Researchers report that there are fewer prostitutes and less trafficking as a result of an abolition on the purchase of sex: https://www.dagsavisen.no/innenriks/forsker-sexkjoploven-virker-1.278389 (in Norwegian, original document can be found here)
An excerpt from a master’s thesis on prostitution https://brage.bibsys.no/xmlui/bitstream/handle/11250/184230/Veesalu_Helen.pdf?sequence=1 (in Norwegian)
“Up to 96% of those who are in prostitution wish to leave, but feel that they cannot. They are trapped by fear (The A21).”
“When it concerns psychological health, there is no doubt that the life situation of these women creates room for different expressions of psychological problems. After women have left prostitution, one can notice that many have post-traumatic stress disorders and their symptoms. Physically, they will often have chronic muscle pains.”
“Many have an extremely steadfast belief that prostitution is something one can do for just a short period, but then stop so that it does not affect one’s mental health. Perhaps the thing that informants who have had direct contact with women see the most is that psychologically, it is a strain to be in prostitution, many suffer from sleep issues, problems related to eating enough food, and the psychological stress level is high.”
“To prostitute oneself is a problem in itself, because you oppress your own personality and allow others to exploit you sexually, physically, and psychologically.

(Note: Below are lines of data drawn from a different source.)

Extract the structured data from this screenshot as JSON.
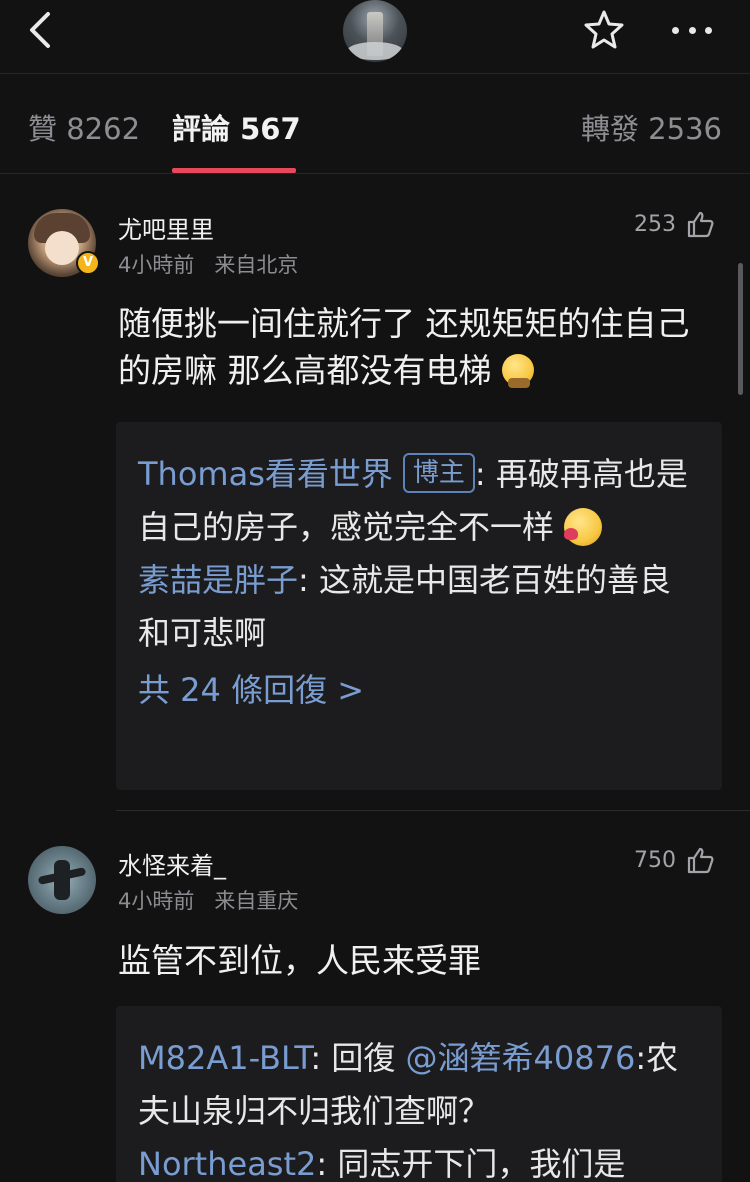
{
  "header": {
    "back_icon": "chevron-left-icon",
    "avatar_alt": "",
    "favorite_icon": "star-icon",
    "more_icon": "more-dots-icon"
  },
  "tabs": [
    {
      "label": "贊 8262",
      "active": false
    },
    {
      "label": "評論 567",
      "active": true
    },
    {
      "label": "轉發 2536",
      "active": false
    }
  ],
  "accent_color": "#e8495a",
  "link_color": "#7a9dd1",
  "comments": [
    {
      "username": "尤吧里里",
      "verified": true,
      "time": "4小時前",
      "location": "来自北京",
      "likes": "253",
      "text": "随便挑一间住就行了 还规矩矩的住自己的房嘛 那么高都没有电梯",
      "replies": [
        {
          "user": "Thomas看看世界",
          "tag": "博主",
          "text": ": 再破再高也是自己的房子，感觉完全不一样"
        },
        {
          "user": "素喆是胖子",
          "text": ": 这就是中国老百姓的善良和可悲啊"
        }
      ],
      "more_replies": "共 24 條回復 >"
    },
    {
      "username": "水怪来着_",
      "verified": false,
      "time": "4小時前",
      "location": "来自重庆",
      "likes": "750",
      "text": "监管不到位，人民来受罪",
      "replies": [
        {
          "user": "M82A1-BLT",
          "text_prefix": ": 回復 ",
          "mention": "@涵箬希40876",
          "text": ":农夫山泉归不归我们查啊？"
        },
        {
          "user": "Northeast2",
          "text": ": 同志开下门，我们是"
        }
      ]
    }
  ]
}
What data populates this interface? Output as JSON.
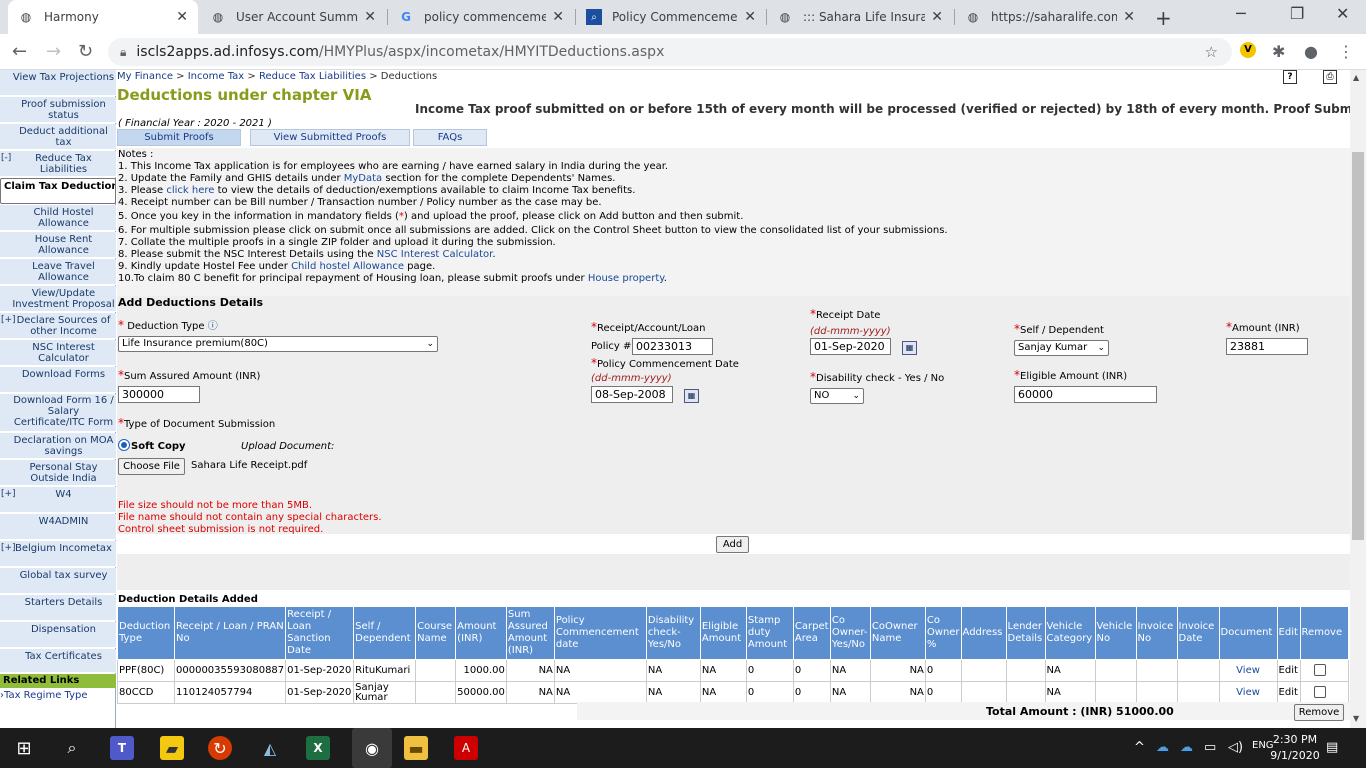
{
  "browser": {
    "tabs": [
      {
        "title": "Harmony",
        "icon": "globe-icon"
      },
      {
        "title": "User Account Summary",
        "icon": "globe-icon"
      },
      {
        "title": "policy commencement",
        "icon": "google-icon"
      },
      {
        "title": "Policy Commencement",
        "icon": "search-doc-icon"
      },
      {
        "title": "::: Sahara Life Insurance",
        "icon": "globe-icon"
      },
      {
        "title": "https://saharalife.com/",
        "icon": "globe-icon"
      }
    ],
    "url_domain": "iscls2apps.ad.infosys.com",
    "url_path": "/HMYPlus/aspx/incometax/HMYITDeductions.aspx"
  },
  "sidebar": {
    "items": [
      {
        "label": "View Tax Projections",
        "plus": ""
      },
      {
        "label": "Proof submission status",
        "plus": ""
      },
      {
        "label": "Deduct additional tax",
        "plus": ""
      },
      {
        "label": "Reduce Tax Liabilities",
        "plus": "[-]"
      },
      {
        "label": "Claim Tax Deductions",
        "plus": ""
      },
      {
        "label": "Child Hostel Allowance",
        "plus": ""
      },
      {
        "label": "House Rent Allowance",
        "plus": ""
      },
      {
        "label": "Leave Travel Allowance",
        "plus": ""
      },
      {
        "label": "View/Update Investment Proposal",
        "plus": ""
      },
      {
        "label": "Declare Sources of other Income",
        "plus": "[+]"
      },
      {
        "label": "NSC Interest Calculator",
        "plus": ""
      },
      {
        "label": "Download Forms",
        "plus": ""
      },
      {
        "label": "Download Form 16 / Salary Certificate/ITC Form",
        "plus": ""
      },
      {
        "label": "Declaration on MOA savings",
        "plus": ""
      },
      {
        "label": "Personal Stay Outside India",
        "plus": ""
      },
      {
        "label": "W4",
        "plus": "[+]"
      },
      {
        "label": "W4ADMIN",
        "plus": ""
      },
      {
        "label": "Belgium Incometax",
        "plus": "[+]"
      },
      {
        "label": "Global tax survey",
        "plus": ""
      },
      {
        "label": "Starters Details",
        "plus": ""
      },
      {
        "label": "Dispensation",
        "plus": ""
      },
      {
        "label": "Tax Certificates",
        "plus": ""
      }
    ],
    "related_links": "Related Links",
    "tax_regime": "Tax Regime Type"
  },
  "breadcrumb": {
    "a": "My Finance",
    "b": "Income Tax",
    "c": "Reduce Tax Liabilities",
    "d": "Deductions",
    "sep": " > "
  },
  "page_title": "Deductions under chapter VIA",
  "banner": "Income Tax proof submitted on or before 15th of every month will be processed (verified or rejected) by 18th of every month. Proof Submitted after said cut off date:",
  "financial_year": "( Financial Year : 2020 - 2021 )",
  "subtabs": [
    "Submit Proofs",
    "View Submitted Proofs",
    "FAQs"
  ],
  "notes": {
    "heading": "Notes :",
    "n1": "1.  This Income Tax application is for employees who are earning / have earned salary in India during the year.",
    "n2a": "2.  Update the Family and GHIS details under ",
    "n2link": "MyData",
    "n2b": " section for the complete Dependents' Names.",
    "n3a": "3.  Please ",
    "n3link": "click here",
    "n3b": " to view the details of deduction/exemptions available to claim Income Tax benefits.",
    "n4": "4.  Receipt number can be Bill number / Transaction number / Policy number as the case may be.",
    "n5a": "5.  Once you key in the information in mandatory fields (",
    "n5star": "*",
    "n5b": ") and upload the proof, please click on Add button and then submit.",
    "n6": "6.  For multiple submission please click on submit once all submissions are added. Click on the Control Sheet button to view the consolidated list of your submissions.",
    "n7": "7.  Collate the multiple proofs in a single ZIP folder and upload it during the submission.",
    "n8a": "8.  Please submit the NSC Interest Details using the ",
    "n8link": "NSC Interest Calculator",
    "n8b": ".",
    "n9a": "9.  Kindly update Hostel Fee under ",
    "n9link": "Child hostel Allowance",
    "n9b": " page.",
    "n10a": "10.To claim 80 C benefit for principal repayment of Housing loan, please submit proofs under ",
    "n10link": "House property",
    "n10b": "."
  },
  "form": {
    "section_title": "Add Deductions Details",
    "star": "*",
    "deduction_type_label": "Deduction Type",
    "info_icon": "ⓘ",
    "deduction_type_value": "Life Insurance premium(80C)",
    "receipt_label": "Receipt/Account/Loan",
    "policy_prefix": "Policy #",
    "receipt_value": "00233013",
    "receipt_date_label": "Receipt Date",
    "date_hint": "(dd-mmm-yyyy)",
    "receipt_date_value": "01-Sep-2020",
    "self_dep_label": "Self / Dependent",
    "self_dep_value": "Sanjay Kumar",
    "amount_label": "Amount (INR)",
    "amount_value": "23881",
    "sum_assured_label": "Sum Assured Amount (INR)",
    "sum_assured_value": "300000",
    "policy_comm_label": "Policy Commencement Date",
    "policy_comm_value": "08-Sep-2008",
    "disability_label": "Disability check - Yes / No",
    "disability_value": "NO",
    "eligible_label": "Eligible Amount (INR)",
    "eligible_value": "60000",
    "doc_type_label": "Type of Document Submission",
    "soft_copy": "Soft Copy",
    "upload_label": "Upload Document:",
    "choose_file": "Choose File",
    "file_name": "Sahara Life Receipt.pdf",
    "err1": "File size should not be more than 5MB.",
    "err2": "File name should not contain any special characters.",
    "err3": "Control sheet submission is not required.",
    "add_button": "Add"
  },
  "table": {
    "title": "Deduction Details Added",
    "headers": [
      "Deduction Type",
      "Receipt / Loan / PRAN No",
      "Receipt / Loan Sanction Date",
      "Self / Dependent",
      "Course Name",
      "Amount (INR)",
      "Sum Assured Amount (INR)",
      "Policy Commencement date",
      "Disability check-Yes/No",
      "Eligible Amount",
      "Stamp duty Amount",
      "Carpet Area",
      "Co Owner-Yes/No",
      "CoOwner Name",
      "Co Owner %",
      "Address",
      "Lender Details",
      "Vehicle Category",
      "Vehicle No",
      "Invoice No",
      "Invoice Date",
      "Document",
      "Edit",
      "Remove"
    ],
    "rows": [
      [
        "PPF(80C)",
        "00000035593080887",
        "01-Sep-2020",
        "RituKumari",
        "",
        "1000.00",
        "NA",
        "NA",
        "NA",
        "NA",
        "0",
        "0",
        "NA",
        "NA",
        "0",
        "",
        "",
        "NA",
        "",
        "",
        "",
        "View",
        "Edit",
        ""
      ],
      [
        "80CCD",
        "110124057794",
        "01-Sep-2020",
        "Sanjay Kumar",
        "",
        "50000.00",
        "NA",
        "NA",
        "NA",
        "NA",
        "0",
        "0",
        "NA",
        "NA",
        "0",
        "",
        "",
        "NA",
        "",
        "",
        "",
        "View",
        "Edit",
        ""
      ]
    ],
    "total": "Total Amount : (INR) 51000.00",
    "remove_button": "Remove"
  },
  "taskbar": {
    "time": "2:30 PM",
    "date": "9/1/2020"
  }
}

Studies show that prostitutes suffer from trauma similar to prisoners of war, rape victims, and torture victims. Prostitution is violence because it destroys the human personality, in addition to placing the person on the lowest rungs of society (Pajumets, 2004).”
“Author and therapist Odile Poulsen’s experience is that 90% of women he met within prostitution in Denmark had experienced sexual assault before they began, and nobody sells themselves without serious reasons behind it (Poulsen, 2006).”
Psychologist Audhild Sinnes writes http://www.psykologtidsskriftet.no/index.php?seks_id=321144&a=3:
Studies from different places in the world seriously ties psychological symptomatology to sex trafficking. A study from Nepal showed higher levels of depression and PTSD for women who were exploited sexually compared with women exploited in other ways (Tsutsumi, Izutsu, Poudyal, Kato & Marui, 2008). A Greek study showed that women who were abused in the sex industry had a higher incidence of dissociation, depression, shame and negative body image than other women who were victims of abuse (Antopoulou, 2006). An Australian study reveals complex traumatic experiences among women street prostitutes, along with a higher degree of PTSD than the general population (Roxburgh, Degenhardt & Copeland, 2006). Cathy Zimmerman is the foremost researcher on the mistreatment of women and women’s health. Her research shows a clear relationship between prostitution in the sex industry and multiple psychological and somatic symptomatology to serious degrees (Zimmerman et al., 2003; Zimmerman et al., 2006; Hossain, Zimmerman, Abas, Light & Watts, 2010).